Puerto Rico Gov’t Sues fiscal board for challenging 6 laws
Gov. Vázquez administration alleges ‘intrusion on public policy’
SAN JUAN – The government of Puerto Rico filed six complaints in court against the island’s Financial Oversight and Management Board after the federally created panel challenged six laws enacted by Gov. Wanda Vázquez, said Omar J. Marrero her representative to the board and executive director of the Puerto Rico Fiscal Agency and Financial Advisory Authority (Aafaf by its Spanish acronym).
“The reasons the Oversight Board has given to challenge and attempt to unilaterally invalidate these six laws are various, but they all represent an intrusion on the public policy of the government and, therefore, a violation” of the Puerto Rico Oversight, Management and Economic Stability Act (Promesa), which established the board, Marrero said in a statement Friday.
The official argued that under Promesa, the board can only question new bills passed by the government if their impact on revenue and expenses is not certified or their implementation is inconsistent with the certified fiscal plan.

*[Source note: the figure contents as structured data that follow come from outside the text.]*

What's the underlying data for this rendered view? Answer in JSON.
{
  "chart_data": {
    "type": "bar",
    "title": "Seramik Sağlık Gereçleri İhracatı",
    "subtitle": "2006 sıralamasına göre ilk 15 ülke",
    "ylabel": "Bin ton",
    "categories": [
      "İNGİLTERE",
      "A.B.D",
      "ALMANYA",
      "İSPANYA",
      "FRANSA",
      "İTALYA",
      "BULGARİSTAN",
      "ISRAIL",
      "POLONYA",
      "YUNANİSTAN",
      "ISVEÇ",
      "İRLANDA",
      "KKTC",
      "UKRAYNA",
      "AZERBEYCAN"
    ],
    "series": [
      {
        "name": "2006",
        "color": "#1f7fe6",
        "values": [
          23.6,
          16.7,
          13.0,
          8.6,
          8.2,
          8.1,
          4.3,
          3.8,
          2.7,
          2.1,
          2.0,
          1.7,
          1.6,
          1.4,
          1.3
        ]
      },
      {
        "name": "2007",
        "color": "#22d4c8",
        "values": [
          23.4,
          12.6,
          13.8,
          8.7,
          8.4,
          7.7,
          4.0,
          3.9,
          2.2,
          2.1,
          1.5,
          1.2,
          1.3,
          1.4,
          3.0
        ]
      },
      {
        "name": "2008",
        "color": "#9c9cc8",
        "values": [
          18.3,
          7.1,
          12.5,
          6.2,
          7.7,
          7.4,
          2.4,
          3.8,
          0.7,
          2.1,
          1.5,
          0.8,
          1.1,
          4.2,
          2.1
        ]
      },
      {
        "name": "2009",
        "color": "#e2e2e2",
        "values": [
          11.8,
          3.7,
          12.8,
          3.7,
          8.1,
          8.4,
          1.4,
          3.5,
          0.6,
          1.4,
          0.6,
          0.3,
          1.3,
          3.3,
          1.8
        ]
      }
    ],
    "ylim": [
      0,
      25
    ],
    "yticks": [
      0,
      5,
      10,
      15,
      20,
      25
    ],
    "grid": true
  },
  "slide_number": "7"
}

In the case of the six laws challenged by the board, the government said it submitted “a certification pursuant to Promesa and certified that the laws are not significantly inconsistent with the certified fiscal plan.”
In his statement, Marrero listed the laws challenged by the board and the administration’s arguments, as follows:
• Acts 82-2019, 90-2019 and 138-2019: these laws regulate medication prices, regulate pharmacies and the practice of medicine through amendments to sections of the Insurance Code, new regulation requirements and offices. The Oversight Board argues that these laws are inconsistent with the certified fiscal plan because they might be preempted by federal laws and speculates that federal funds could be lost. Nothing in PROMESA allows the Oversight Board to speculate on whether a state law is in conflict with other federal laws. Therefore, this is not a valid reason under PROMESA to challenge laws passed by the elected government.
• Act 176-2019 reverts the vacation and sick leave accrual rates for public employees to the accrual rates existing prior to Act 26-2017. In addition, maximum accruals are maintained. The Oversight Board challenged this law arguing that it is inconsistent with the certified fiscal plan because the government did not provide a “productivity analysis” of public employees to determine if the new accrual rates will affect services and revenues. This is not a valid reason under PROMESA to challenge laws.
• Act 181-2019 provides for a salary increase for employees of the Firefighters Bureau and a revenue source to pay for this increase. The Oversight Board challenged this law arguing that the revenue and expense estimate provided by the government is “speculative” because it is based on assumptions. By definition, every estimate is based on assumptions, and a revenue and expense estimate is the only thing PROMESA requires at the time a law is certified. Therefore, the reason adduced by the Oversight Board to challenge this law is not a valid argument under PROMESA to challenge laws either.
• Act 47-2020 provides tax incentives and credits for healthcare professionals in an attempt to promote that these professionals stay in Puerto Rico, particularly during these times of crisis caused by the COVID- 19. The Oversight Board challenged this law because said entity differs from the public policy reasons the Legislature and the governor had to enact it. In addition, the Oversight board questioned the revenue and expense estimates that the government certified. These are not valid reasons under PROMESA to challenge laws, particularly as concerns the Oversight Board putting in question the government’s public policy behind the approval of the Law.
“The Government duly complied with the process provided by Section 204 of PROMESA to certify to the Oversight Board that these laws comply with the certified fiscal plan. However, the Oversight Board has decided to act outside the legal frame provided by PROMESA and has challenged these laws, unilaterally declaring them null. This has created uncertainty in the current legal system. In light of this, the government had no other alternative but to go to court. No doubt, our administration would have preferred to not have to resort to the courts, but it is important to clarify the extent of the powers of the Oversight Board and the extent of the powers of the government,” Marrero said.
Marrero stressed that Congress “was clear on the fact that, under PROMESA, the government of Puerto Rico maintains its powers” to establish public policy.
“The Oversight Board’s stubbornness in wanting to interfere in public policy matters has brought us here. Puerto Rico’s debt restructuring process cannot go forward successfully while the Oversight Board continues creating these legal uncertainties. Despite this legal recourse, the Government of Wanda Vázquez Garced will continue working hand in hand with the Oversight Board for the benefit of the people of Puerto Rico, but evidently we will not always be in agreement,” he said, adding, “We trust that the federal District Court for Puerto Rico will put an end to this dispute and clarify the extent of the powers of the Oversight Board.”